Why are rebates more effective than relying on utility companies or LIHEAP?  An alternative approach to consumer relief — providing billions of dollars to utility companies to artificially suppress increases in electric and gas bills that would otherwise occur under an emissions cap — is ill-advised.  Over half of the increase in costs that consumers would face under an emissions cap would be for energy-related costs other than home utilities (such as gasoline and goods and services with energy inputs).  So keeping households’ utility bills down would still leave vulnerable consumers facing a large hit on their budgets.  In addition, artificially suppressing utility bills would undercut incentives to reduce electricity use; this would lead to larger increases in prices for other energy products, since the use of other forms of energy would have to decline even more to meet the emissions cap.  
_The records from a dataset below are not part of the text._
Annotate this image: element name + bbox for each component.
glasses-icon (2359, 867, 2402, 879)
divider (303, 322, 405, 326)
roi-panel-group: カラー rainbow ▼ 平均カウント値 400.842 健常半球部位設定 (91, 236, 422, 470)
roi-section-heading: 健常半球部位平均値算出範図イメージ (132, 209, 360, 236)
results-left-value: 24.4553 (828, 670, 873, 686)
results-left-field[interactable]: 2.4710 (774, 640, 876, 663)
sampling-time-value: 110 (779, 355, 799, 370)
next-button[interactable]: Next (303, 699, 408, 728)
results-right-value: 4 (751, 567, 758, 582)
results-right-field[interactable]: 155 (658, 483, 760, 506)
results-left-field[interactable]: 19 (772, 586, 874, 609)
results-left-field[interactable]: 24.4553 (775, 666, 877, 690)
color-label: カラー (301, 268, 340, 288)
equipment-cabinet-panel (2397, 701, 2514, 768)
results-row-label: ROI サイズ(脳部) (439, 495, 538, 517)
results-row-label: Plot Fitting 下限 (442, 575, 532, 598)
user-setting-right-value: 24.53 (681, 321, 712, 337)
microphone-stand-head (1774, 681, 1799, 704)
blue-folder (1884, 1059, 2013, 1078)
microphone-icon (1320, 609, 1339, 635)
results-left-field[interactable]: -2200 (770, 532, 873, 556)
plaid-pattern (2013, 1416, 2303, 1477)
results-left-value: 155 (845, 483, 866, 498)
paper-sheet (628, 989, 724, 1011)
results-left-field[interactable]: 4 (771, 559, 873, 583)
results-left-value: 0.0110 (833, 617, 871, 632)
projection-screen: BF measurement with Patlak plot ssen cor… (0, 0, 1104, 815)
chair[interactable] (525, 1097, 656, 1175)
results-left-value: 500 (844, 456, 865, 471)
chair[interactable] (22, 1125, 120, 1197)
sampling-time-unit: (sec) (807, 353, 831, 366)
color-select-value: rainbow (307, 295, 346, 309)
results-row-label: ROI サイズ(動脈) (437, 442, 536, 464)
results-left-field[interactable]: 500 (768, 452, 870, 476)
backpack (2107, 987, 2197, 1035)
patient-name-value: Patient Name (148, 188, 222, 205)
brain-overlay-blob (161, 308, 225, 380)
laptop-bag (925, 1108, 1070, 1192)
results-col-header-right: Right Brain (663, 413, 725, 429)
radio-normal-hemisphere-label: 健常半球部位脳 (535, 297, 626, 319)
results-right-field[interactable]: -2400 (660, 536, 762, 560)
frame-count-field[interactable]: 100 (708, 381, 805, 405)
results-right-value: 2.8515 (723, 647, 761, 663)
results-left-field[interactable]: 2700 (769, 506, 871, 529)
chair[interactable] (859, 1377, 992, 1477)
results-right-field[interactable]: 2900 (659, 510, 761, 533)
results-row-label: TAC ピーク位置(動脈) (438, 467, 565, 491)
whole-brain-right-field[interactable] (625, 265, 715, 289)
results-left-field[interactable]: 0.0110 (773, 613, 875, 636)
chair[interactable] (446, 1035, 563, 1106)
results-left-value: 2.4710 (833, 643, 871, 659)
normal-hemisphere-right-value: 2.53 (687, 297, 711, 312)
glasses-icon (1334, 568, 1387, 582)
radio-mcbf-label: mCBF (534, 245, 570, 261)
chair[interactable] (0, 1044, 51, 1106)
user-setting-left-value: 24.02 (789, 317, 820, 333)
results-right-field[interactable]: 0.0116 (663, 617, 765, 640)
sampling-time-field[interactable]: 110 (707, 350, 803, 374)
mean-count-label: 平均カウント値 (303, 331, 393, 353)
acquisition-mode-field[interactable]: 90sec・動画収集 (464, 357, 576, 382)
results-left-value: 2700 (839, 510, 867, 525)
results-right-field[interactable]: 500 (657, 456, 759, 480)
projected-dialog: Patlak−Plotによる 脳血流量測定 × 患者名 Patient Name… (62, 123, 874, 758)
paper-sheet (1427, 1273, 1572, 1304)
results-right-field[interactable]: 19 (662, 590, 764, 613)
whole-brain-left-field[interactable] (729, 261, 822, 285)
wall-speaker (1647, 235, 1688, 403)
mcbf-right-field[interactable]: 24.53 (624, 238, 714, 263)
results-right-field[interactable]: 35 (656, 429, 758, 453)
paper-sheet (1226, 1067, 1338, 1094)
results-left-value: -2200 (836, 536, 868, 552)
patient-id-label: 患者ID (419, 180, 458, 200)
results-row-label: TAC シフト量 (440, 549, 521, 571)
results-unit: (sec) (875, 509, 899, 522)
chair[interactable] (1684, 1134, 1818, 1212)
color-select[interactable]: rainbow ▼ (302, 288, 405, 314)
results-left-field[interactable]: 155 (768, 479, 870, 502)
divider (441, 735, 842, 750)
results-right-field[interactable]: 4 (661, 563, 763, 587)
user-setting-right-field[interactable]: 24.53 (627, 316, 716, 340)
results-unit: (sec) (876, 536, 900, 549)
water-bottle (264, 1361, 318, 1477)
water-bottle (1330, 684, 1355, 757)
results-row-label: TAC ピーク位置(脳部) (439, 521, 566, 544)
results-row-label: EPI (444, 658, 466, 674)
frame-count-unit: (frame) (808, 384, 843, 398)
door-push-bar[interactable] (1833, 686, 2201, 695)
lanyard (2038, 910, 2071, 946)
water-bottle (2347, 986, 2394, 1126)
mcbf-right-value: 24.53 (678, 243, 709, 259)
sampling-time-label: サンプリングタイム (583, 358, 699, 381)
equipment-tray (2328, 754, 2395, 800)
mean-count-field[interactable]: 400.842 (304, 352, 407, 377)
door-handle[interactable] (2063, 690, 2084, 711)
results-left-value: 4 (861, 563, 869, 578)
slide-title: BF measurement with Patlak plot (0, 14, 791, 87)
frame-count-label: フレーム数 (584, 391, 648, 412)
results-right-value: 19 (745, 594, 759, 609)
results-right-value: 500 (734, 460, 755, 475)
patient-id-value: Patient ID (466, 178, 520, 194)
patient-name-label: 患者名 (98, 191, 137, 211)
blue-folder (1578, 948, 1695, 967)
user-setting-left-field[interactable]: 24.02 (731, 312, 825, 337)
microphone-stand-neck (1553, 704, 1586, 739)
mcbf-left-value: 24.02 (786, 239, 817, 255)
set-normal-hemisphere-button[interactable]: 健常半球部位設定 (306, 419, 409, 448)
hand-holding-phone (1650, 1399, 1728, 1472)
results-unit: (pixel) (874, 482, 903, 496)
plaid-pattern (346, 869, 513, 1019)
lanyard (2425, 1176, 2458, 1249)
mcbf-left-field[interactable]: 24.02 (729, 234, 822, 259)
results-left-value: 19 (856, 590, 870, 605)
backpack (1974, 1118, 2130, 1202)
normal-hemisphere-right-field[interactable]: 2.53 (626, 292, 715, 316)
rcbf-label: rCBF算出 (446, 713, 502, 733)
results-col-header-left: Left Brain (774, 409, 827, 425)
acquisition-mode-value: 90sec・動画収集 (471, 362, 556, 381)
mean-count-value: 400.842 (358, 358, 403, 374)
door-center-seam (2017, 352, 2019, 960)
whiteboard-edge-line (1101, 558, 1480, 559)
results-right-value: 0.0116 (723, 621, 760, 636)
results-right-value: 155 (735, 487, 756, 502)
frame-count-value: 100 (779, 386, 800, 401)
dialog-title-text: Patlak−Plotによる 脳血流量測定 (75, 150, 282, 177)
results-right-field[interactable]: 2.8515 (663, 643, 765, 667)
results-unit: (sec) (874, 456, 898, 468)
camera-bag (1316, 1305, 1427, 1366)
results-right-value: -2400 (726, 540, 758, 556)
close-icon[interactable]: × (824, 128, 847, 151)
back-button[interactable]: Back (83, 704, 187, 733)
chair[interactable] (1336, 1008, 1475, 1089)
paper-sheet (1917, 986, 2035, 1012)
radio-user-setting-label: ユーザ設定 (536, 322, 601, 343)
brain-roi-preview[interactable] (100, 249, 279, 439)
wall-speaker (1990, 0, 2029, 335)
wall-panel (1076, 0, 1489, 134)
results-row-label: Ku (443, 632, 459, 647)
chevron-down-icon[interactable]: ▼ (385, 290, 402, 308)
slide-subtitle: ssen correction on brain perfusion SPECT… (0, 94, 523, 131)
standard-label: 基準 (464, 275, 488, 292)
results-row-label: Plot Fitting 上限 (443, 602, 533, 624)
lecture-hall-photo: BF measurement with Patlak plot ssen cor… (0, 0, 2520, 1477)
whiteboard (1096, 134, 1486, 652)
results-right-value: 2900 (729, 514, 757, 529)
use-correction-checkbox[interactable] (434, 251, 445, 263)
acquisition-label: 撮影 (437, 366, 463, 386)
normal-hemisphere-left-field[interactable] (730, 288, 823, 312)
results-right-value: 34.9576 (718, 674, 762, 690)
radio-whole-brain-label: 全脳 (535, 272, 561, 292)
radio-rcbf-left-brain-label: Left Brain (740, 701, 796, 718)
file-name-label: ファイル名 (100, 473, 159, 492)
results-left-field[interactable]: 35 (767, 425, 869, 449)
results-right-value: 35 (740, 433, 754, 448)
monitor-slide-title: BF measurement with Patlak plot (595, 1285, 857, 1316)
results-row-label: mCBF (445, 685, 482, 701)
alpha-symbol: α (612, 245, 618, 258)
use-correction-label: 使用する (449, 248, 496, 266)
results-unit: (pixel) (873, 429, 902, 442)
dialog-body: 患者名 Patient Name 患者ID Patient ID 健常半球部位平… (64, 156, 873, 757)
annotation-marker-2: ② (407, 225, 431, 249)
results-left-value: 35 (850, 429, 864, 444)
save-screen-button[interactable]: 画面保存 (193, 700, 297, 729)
Finally, under most proposals to channel consumer relief through utility companies, the companies could use the funds for their business and corporate customers as well as for families, and for efficiency investments as well as consumer relief.  Strong and effective regulation and oversight would be essential to ensure that an adequate share of the funds reached low- and middle-income consumers and did not get soaked up, for example, in overhead and profits.  Yet the uneven quality of state regulation raises concerns about how well this would be done in some parts of the country. 

Relying solely on LIHEAP to deliver consumer relief also would be unwise.  The program has a limited reach; it serves only about one in six of those eligible and is narrowly tied to utility bills.  LIHEAP (and weatherization assistance) can, however, play a useful role in supplementing rebates for low-income consumers with above-average energy costs.